A arte cinematográfica neste final de ano tem sido marcada por discussões em torno de dois filmes que se situam na cidade de Roma: Conclave e Gladiador 2. O primeiro retrata a Roma católica e que resiste, em certa medida, até aos dias de hoje. Já o segundo aborda a época da Roma imperial, cuja influência se estendia por uma grande parte do mundo conhecido. Embora ambas as produções tenham sofrido críticas por parte de alguns historiadores e classicistas, a verdade é que a grande adesão por parte do público demonstra, tal como assinalou o professor universitário Frederico Lourenço nas suas redes socais há uns dias, que «Roma – seja a dos imperadores, seja a dos papas – continua a fascinar o mundo».
Não obstante, a chamada «Cidade Eterna» não tem deixado só marcas na arte e produção artística, pois também está presente na língua e nas parábolas que usamos para nos exprimirmos. Um exemplo disso é o número considerável de provérbios que existem hoje em português com referência à cidade de Roma, o que confirma a relevância e influência que esta teve em tempos no território que é hoje Portugal.
No fundo, podemos dizer que, embora os tempos mudem, «todos os caminhos vão dar a Roma». Este provérbio remonta ao Império Romano, época em que a cidade de Roma era considerada o centro do mundo. Devido à extensão que o império alcançou, os romanos decidiram construir mais de oitenta mil quilómetros de estrada de modo a ligar todos os territórios que estavam sob a sua administração, sendo o ponto de convergência destes caminhos a cidade de Roma. Nos dias de hoje, «todos os caminhos vão dar a Roma» é utilizado com o sentido de que todas as alternativas e soluções levam sempre ao mesmo lugar.
Outro provérbio que também apresenta uma referência à cidade eterna é usado pelos falantes quando se pretende transmitir a ideia de que algo grandioso demora tempo a ser construído ou alcançado, pois «Roma e Pavia não se fizeram num dia». Esta expressão, cuja sintaxe já foi objeto de análise pelo Ciberdúvidas (veja aqui), terá sido registada pela primeira vez em francês, numa obra do século XII, designada por Li Proverbe au Vilain. Curioso facto é que a cidade de Pavia não é mencionada no provérbio original francês, «Rome ne fut pas faite toute en un jour». Há quem considere que tal referência, em português, se deve apenas a efeitos de rima.
Já agora, quando pretendemos referir que alguém, independentemente da sua origem, deve respeitar a cultura, as tradições, valores e normas sociais dos locais que visita, é comum dizermos «Em Roma, sê romano». Esta expressão provém do provérbio latino «si Romæ fueris, romano vivito more» e pode também ser traduzida para português como: «se estiveres em Roma, vive à moda romana», «onde viveres, farás como vires» (Infopédia) ou ainda «onde fores ter, faz como vires fazer».
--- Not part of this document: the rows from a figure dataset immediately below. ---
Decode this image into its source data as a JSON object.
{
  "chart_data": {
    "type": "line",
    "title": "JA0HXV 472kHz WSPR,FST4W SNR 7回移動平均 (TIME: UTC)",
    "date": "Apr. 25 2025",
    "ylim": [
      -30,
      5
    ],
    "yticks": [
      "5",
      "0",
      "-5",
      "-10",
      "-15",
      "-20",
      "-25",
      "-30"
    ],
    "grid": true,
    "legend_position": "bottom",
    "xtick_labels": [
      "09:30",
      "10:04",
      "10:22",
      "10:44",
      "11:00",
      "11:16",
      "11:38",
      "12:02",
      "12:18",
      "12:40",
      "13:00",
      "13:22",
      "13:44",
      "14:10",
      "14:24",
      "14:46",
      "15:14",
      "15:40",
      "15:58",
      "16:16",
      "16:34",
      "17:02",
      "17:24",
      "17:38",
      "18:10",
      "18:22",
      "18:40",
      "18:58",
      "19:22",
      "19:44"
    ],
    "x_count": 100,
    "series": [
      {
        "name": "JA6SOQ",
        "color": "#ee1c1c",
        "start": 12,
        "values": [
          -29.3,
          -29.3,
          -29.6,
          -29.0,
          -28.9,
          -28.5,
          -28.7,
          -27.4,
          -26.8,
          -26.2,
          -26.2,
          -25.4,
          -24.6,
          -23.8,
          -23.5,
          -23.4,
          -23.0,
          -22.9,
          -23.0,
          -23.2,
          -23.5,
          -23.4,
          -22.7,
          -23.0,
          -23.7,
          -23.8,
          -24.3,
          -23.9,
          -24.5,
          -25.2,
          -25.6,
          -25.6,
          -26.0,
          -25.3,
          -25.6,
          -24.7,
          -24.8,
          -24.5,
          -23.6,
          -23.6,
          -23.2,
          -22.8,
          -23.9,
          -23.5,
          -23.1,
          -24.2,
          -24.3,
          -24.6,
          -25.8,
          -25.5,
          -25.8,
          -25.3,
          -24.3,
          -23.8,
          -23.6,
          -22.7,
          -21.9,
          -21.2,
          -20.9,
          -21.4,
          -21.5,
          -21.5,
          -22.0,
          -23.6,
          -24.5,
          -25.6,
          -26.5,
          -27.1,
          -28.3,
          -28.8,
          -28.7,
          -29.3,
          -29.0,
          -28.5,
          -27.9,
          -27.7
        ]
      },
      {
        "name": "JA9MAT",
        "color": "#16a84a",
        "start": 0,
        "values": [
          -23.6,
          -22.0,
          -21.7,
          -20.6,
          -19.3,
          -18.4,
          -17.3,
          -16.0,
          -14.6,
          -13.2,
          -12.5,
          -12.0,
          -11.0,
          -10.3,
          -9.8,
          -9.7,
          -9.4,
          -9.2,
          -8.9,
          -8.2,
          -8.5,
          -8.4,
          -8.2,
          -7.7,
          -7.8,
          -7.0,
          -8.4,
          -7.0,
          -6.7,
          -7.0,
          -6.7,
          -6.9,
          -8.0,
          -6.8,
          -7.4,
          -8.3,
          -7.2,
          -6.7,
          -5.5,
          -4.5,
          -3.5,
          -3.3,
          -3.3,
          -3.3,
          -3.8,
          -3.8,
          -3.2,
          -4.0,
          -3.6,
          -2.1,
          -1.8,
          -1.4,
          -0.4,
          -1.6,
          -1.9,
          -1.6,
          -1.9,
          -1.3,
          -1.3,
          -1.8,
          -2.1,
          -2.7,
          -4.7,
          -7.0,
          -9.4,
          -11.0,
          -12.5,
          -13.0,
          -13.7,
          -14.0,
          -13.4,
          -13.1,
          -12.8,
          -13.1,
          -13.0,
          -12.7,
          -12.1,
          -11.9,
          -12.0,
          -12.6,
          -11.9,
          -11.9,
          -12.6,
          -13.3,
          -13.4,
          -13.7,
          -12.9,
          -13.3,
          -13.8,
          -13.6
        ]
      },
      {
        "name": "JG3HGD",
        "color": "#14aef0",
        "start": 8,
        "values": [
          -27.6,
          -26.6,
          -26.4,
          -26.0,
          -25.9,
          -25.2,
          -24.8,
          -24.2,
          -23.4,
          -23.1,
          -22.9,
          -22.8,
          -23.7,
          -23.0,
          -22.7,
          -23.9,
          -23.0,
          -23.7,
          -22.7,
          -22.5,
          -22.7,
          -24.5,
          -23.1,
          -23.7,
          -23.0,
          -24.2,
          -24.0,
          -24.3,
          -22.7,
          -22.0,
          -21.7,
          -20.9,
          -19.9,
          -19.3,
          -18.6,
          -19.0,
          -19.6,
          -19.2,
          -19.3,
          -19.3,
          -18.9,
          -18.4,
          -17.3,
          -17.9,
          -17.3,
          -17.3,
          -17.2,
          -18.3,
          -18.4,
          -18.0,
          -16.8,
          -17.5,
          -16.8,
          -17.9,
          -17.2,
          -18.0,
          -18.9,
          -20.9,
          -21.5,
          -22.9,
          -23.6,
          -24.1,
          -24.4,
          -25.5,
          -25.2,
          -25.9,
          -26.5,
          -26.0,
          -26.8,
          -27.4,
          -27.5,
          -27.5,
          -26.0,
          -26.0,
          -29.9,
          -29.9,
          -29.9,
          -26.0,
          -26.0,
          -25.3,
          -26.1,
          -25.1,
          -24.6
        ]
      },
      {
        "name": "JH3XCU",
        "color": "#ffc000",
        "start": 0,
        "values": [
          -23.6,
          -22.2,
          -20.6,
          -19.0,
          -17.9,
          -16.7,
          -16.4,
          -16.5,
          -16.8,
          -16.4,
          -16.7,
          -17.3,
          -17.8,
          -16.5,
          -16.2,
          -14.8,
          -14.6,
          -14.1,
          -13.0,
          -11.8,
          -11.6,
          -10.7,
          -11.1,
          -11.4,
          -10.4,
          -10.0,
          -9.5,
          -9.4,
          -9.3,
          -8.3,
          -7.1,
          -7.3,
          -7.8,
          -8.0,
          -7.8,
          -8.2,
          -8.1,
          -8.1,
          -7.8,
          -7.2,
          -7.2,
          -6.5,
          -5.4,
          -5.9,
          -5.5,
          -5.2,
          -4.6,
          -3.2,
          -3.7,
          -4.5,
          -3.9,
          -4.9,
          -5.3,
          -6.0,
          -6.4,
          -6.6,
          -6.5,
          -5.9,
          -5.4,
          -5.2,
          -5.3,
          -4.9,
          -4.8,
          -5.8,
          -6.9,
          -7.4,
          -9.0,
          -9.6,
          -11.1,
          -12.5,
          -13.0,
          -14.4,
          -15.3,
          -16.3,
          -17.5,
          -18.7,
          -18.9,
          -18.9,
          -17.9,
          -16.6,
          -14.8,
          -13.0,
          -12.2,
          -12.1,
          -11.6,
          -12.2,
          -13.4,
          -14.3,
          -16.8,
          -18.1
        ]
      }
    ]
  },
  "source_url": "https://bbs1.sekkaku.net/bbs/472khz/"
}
Por outro lado, quando tencionamos mencionar que quem não tem medo de perguntar consegue facilmente chegar ao seu destino, afirmamos comummente que «quem tem boca vai a Roma». A origem deste provérbio está, uma vez mais, relacionada com a rede de estradas que unia todos os territórios do império e que estava tão bem construída que para saber a direção de determinado lugar bastava perguntar.
No entanto, há quem considere que a expressão correta é «quem tem boca vaia Roma», mas, tal como o Ciberdúvidas esclarece nesta resposta, esta última perece ser uma deturpação da primeira, uma vez que os registos escritos mais antigos da língua registam «quem tem boca vai a Roma». Para além disso, segundo o Dicionário da Língua Portuguesa da Academia das Ciências de Lisboa, noutras línguas românicas, como o espanhol e o francês, existe uma expressão equivalente: «Preguntando se llega a Roma» (espanhol); «Qui langue a, à Rome va» (francês). Sugere-se, assim, que o correto será vai e não vaia.
Portanto, milénios depois de, no Monte Palatino, Rómulo ter assassinado o seu irmão gémeo Remo com golpes de espada, realizando o sacrifício sangrento necessário para a criação de uma nova cidade, que levaria o nome da sua vítima, esta, à semelhança do seu mito fundador, continua a ser objeto de fascínio, tendo deixado as suas marcas nos sistemas profundos como as línguas. Tudo isto prova que Roma será sempre, como Tíbulo a designou um dia, «a Cidade Eterna».